Martin Dugas

Personal information
- Date of birth: 15 October 1972 (age 53)
- Place of birth: St. Catharines, Ontario, Canada
- Height: 6 ft 2 in (1.88 m)
- Position: Midfielder

College career
- Years: Team / Apps / (Gls)
- ?–1991–?: McMaster Marauders

Senior career*
- Years: Team / Apps / (Gls)
- 1987–1993: St. Catharines Wolves
- 1994–1996: SC Cambuur / 18 / (0)
- 1996: Watford / 0 / (0)
- 1996–2000: Edmonton Drillers (indoor) / 138 / (102)
- 1997–1998: Toronto Lynx / 35 / (3)
- 1997–1998: FC St. Pauli
- 1998: Hershey Wildcats / 6 / (0)
- 1999: Staten Island Vipers / 20 / (1)
- 2000–2001: Detroit Rockers (indoor) / 22 / (7)
- 2001: Montreal Impact / 4 / (1)
- 2001–2003: Milwaukee Wave (indoor) / 75 / (23)
- 2002: Calgary Storm / 3 / (0)
- 2003–2004: Dallas Sidekicks (indoor) / 23 / (10)
- 2007–2008: Edmonton Drillers (indoor) / 2 / (0)

Managerial career
- 2007–2009: Edmonton Drillers

= Martin Dugas =

Canadian former soccer player

Martin Dugas (born 15 October 1972) is a Canadian former soccer player who spent a total of 12 years as a professional. He last coached the Edmonton Drillers.

==Career==
===Club career===
Dugas was an OUA soccer West Division All-Star in 1991 playing for McMaster University.
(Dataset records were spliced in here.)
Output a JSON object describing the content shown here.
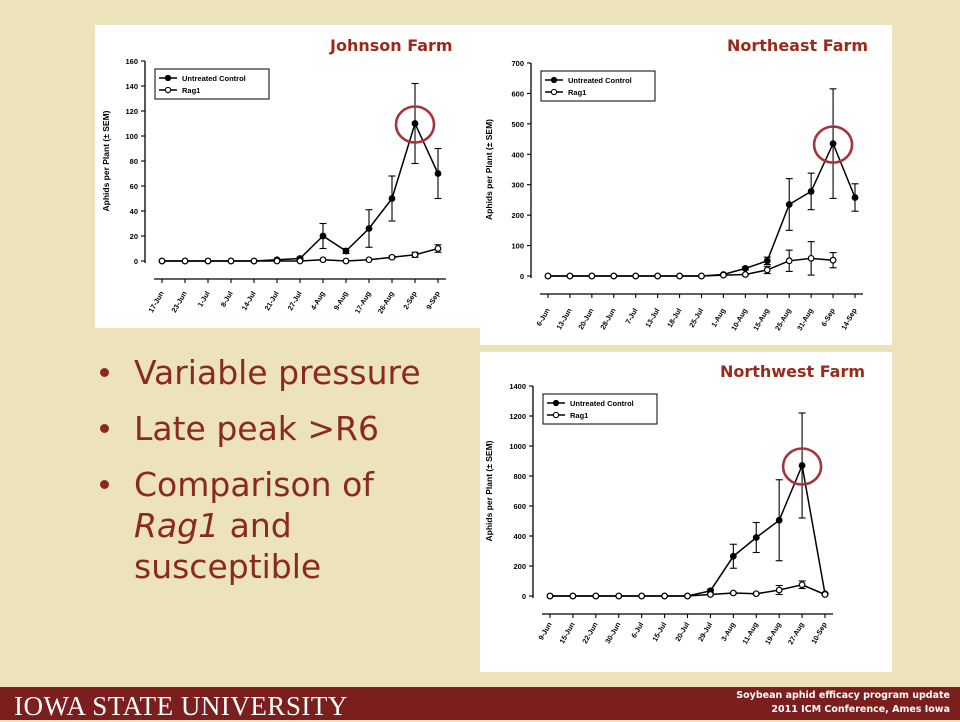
{
  "slide": {
    "bullets": [
      {
        "parts": [
          {
            "text": "Variable pressure",
            "italic": false
          }
        ]
      },
      {
        "parts": [
          {
            "text": "Late peak >R6",
            "italic": false
          }
        ]
      },
      {
        "parts": [
          {
            "text": "Comparison of ",
            "italic": false
          },
          {
            "text": "Rag1",
            "italic": true
          },
          {
            "text": " and susceptible",
            "italic": false
          }
        ]
      }
    ],
    "footer": {
      "university": "IOWA STATE UNIVERSITY",
      "line1": "Soybean aphid efficacy program update",
      "line2": "2011 ICM Conference, Ames Iowa"
    },
    "colors": {
      "background": "#ece2bc",
      "accent": "#8a2a1c",
      "footer": "#7a1e1e",
      "highlight_circle": "#a8323a"
    }
  },
  "chart_data": [
    {
      "type": "line",
      "title": "Johnson Farm",
      "ylabel": "Aphids per Plant (± SEM)",
      "ylim": [
        0,
        160
      ],
      "yticks": [
        0,
        20,
        40,
        60,
        80,
        100,
        120,
        140,
        160
      ],
      "categories": [
        "17-Jun",
        "23-Jun",
        "1-Jul",
        "8-Jul",
        "14-Jul",
        "21-Jul",
        "27-Jul",
        "4-Aug",
        "9-Aug",
        "17-Aug",
        "26-Aug",
        "2-Sep",
        "9-Sep"
      ],
      "legend_position": "top-left",
      "highlight_index": 11,
      "series": [
        {
          "name": "Untreated Control",
          "marker": "filled",
          "values": [
            0,
            0,
            0,
            0,
            0,
            1,
            2,
            20,
            8,
            26,
            50,
            110,
            70
          ],
          "errors": [
            0,
            0,
            0,
            0,
            0,
            0,
            1,
            10,
            2,
            15,
            18,
            32,
            20
          ]
        },
        {
          "name": "Rag1",
          "marker": "open",
          "values": [
            0,
            0,
            0,
            0,
            0,
            0,
            0,
            1,
            0,
            1,
            3,
            5,
            10
          ],
          "errors": [
            0,
            0,
            0,
            0,
            0,
            0,
            0,
            0,
            0,
            0,
            1,
            2,
            3
          ]
        }
      ]
    },
    {
      "type": "line",
      "title": "Northeast Farm",
      "ylabel": "Aphids per Plant (± SEM)",
      "ylim": [
        0,
        700
      ],
      "yticks": [
        0,
        100,
        200,
        300,
        400,
        500,
        600,
        700
      ],
      "categories": [
        "6-Jun",
        "13-Jun",
        "20-Jun",
        "28-Jun",
        "7-Jul",
        "13-Jul",
        "18-Jul",
        "25-Jul",
        "1-Aug",
        "10-Aug",
        "15-Aug",
        "25-Aug",
        "31-Aug",
        "6-Sep",
        "14-Sep"
      ],
      "legend_position": "top-left",
      "highlight_index": 13,
      "series": [
        {
          "name": "Untreated Control",
          "marker": "filled",
          "values": [
            0,
            0,
            0,
            0,
            0,
            0,
            0,
            0,
            5,
            25,
            50,
            235,
            278,
            435,
            258
          ],
          "errors": [
            0,
            0,
            0,
            0,
            0,
            0,
            0,
            0,
            2,
            5,
            12,
            85,
            60,
            180,
            45
          ]
        },
        {
          "name": "Rag1",
          "marker": "open",
          "values": [
            0,
            0,
            0,
            0,
            0,
            0,
            0,
            0,
            3,
            5,
            20,
            50,
            58,
            52,
            null
          ],
          "errors": [
            0,
            0,
            0,
            0,
            0,
            0,
            0,
            0,
            1,
            2,
            12,
            35,
            55,
            25,
            null
          ]
        }
      ]
    },
    {
      "type": "line",
      "title": "Northwest Farm",
      "ylabel": "Aphids per Plant (± SEM)",
      "ylim": [
        0,
        1400
      ],
      "yticks": [
        0,
        200,
        400,
        600,
        800,
        1000,
        1200,
        1400
      ],
      "categories": [
        "9-Jun",
        "15-Jun",
        "22-Jun",
        "30-Jun",
        "6-Jul",
        "15-Jul",
        "20-Jul",
        "29-Jul",
        "3-Aug",
        "11-Aug",
        "19-Aug",
        "27-Aug",
        "10-Sep"
      ],
      "legend_position": "top-left",
      "highlight_index": 11,
      "series": [
        {
          "name": "Untreated Control",
          "marker": "filled",
          "values": [
            0,
            0,
            0,
            0,
            0,
            0,
            0,
            35,
            265,
            390,
            505,
            870,
            15
          ],
          "errors": [
            0,
            0,
            0,
            0,
            0,
            0,
            0,
            10,
            80,
            100,
            270,
            350,
            5
          ]
        },
        {
          "name": "Rag1",
          "marker": "open",
          "values": [
            0,
            0,
            0,
            0,
            0,
            0,
            0,
            10,
            20,
            15,
            40,
            75,
            10
          ],
          "errors": [
            0,
            0,
            0,
            0,
            0,
            0,
            0,
            3,
            5,
            5,
            30,
            25,
            3
          ]
        }
      ]
    }
  ]
}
Dugas played for his hometown side St. Catharines Wolves from 1987 until 1993 before joining Dutch club SC Cambuur. Had brief stints with FC St. Pauli in Germany and Watford in England (although he never made a first-team league appearance with the Hornets.) In the fall of 1996, he returned to Canada where he signed with the Edmonton Drillers of the National Professional Soccer League. He would spend most of the rest of his career playing outdoor soccer during the summer and indoor soccer during the winter. He would play for the Driller until the start of the 2000–2001 NPSL season. That year, he began the season in Edmonton until traded to the Detroit Rockers after nine games. He finished the season with Detroit, then played from 2001 to 2003 with the Milwaukee Wave. In 2003, the Monterrey Fury selected Dugas in the NPSL Expansion Draft, then traded him to the Dallas Sidekicks for the 2003–2004 indoor season. He also played for the Toronto Lynx through the 1998 season USISL season. In May 1999, he signed with the Staten Island Vipers in the USL A-League. The Vipers folded at the end of the season. He then played for the Montreal Impact in 2001 USL A-League. In 2002, he played for the Calgary Storm, also in the USL A-League. In 2007 moved to Edmonton Drillers and signed a contract as Player-Coach.

===International career===
Dugas was an unused substitute for Canada at the 1996 CONCACAF Gold Cup.

==Coaching career==
Dugas worked as head coach of the 2008–09 CMISL Edmonton Drillers and was in January 2010 replaces by Kevin Poissant.

==Personal life==
Dugas has an Irish passport which he qualifies for through his mother.